BREAKING NEWS

Blast in Somali capital kills five, injures six

MOGADISHU - A blast in the Somali capital killed five civilians and injured six more on Wednesday, a city spokesman said, underscoring the ability of Islamist insurgents to carry out bombings despite territorial losses.
"We have confirmed five civilians, including a mother and her son, died," said Abdifatah Omar Halane, spokesman for the Mogadishu mayor.
A Reuters reporter at the scene saw burnt bodies and a wrecked car near a damaged police checkpoint.
Bombings are a near-daily occurrence in the Somali capital. Most are claimed by the al Qaeda-linked al Shabaab militia, which is fighting to overthrow the weak UN-backed government and drive out the African Union peacekeeping force supporting it.
Since withdrawing from the capital, Mogadishu, in 2011, al Shabaab has lost control of most of Somalia's cities and towns. But it still retains a strong presence in swathes of the south and center.

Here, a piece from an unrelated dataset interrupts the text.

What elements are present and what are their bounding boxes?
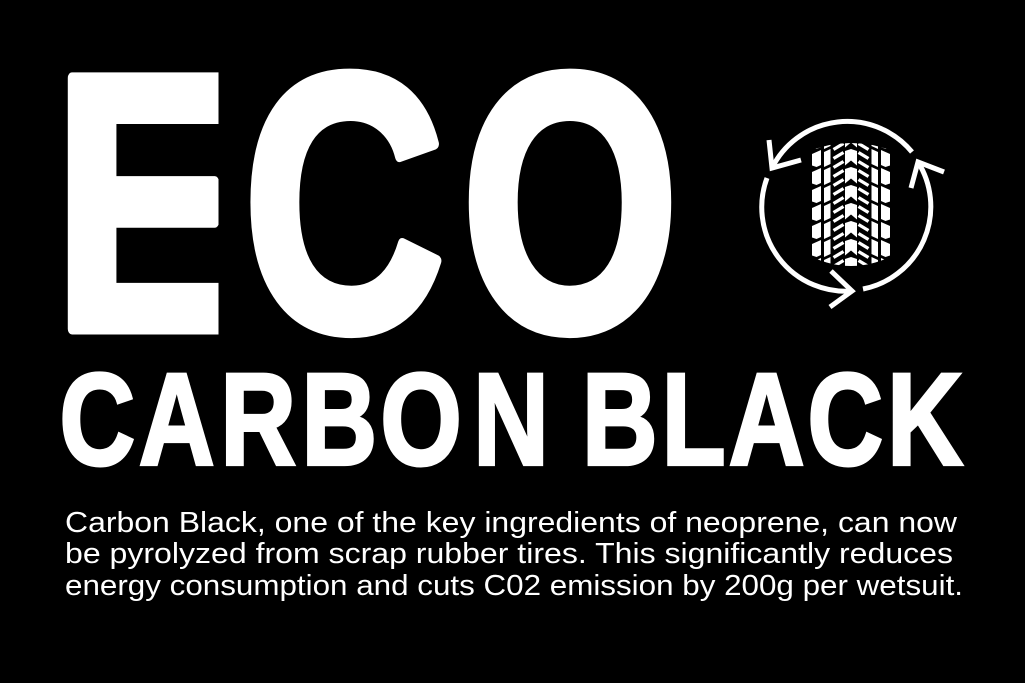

Also on Wednesday, eight Kenyan security officers were killed on the Kenyan side of the Somali border in two separate roadside bombings. Al Shabaab claimed responsibility for the first attack but could not be reached for comment on the second.
Adding to the violence, a small jihadist group in the north of Somalia has split from the main insurgency and declared allegiance to Islamic State. That group claimed responsibility for a bombing in the northern city of Bosasso that killed five people on Tuesday.
Somalia has been mired in civil war since 1991. It also suffering from a regional drought that threatens to tip its population of 12 million into famine.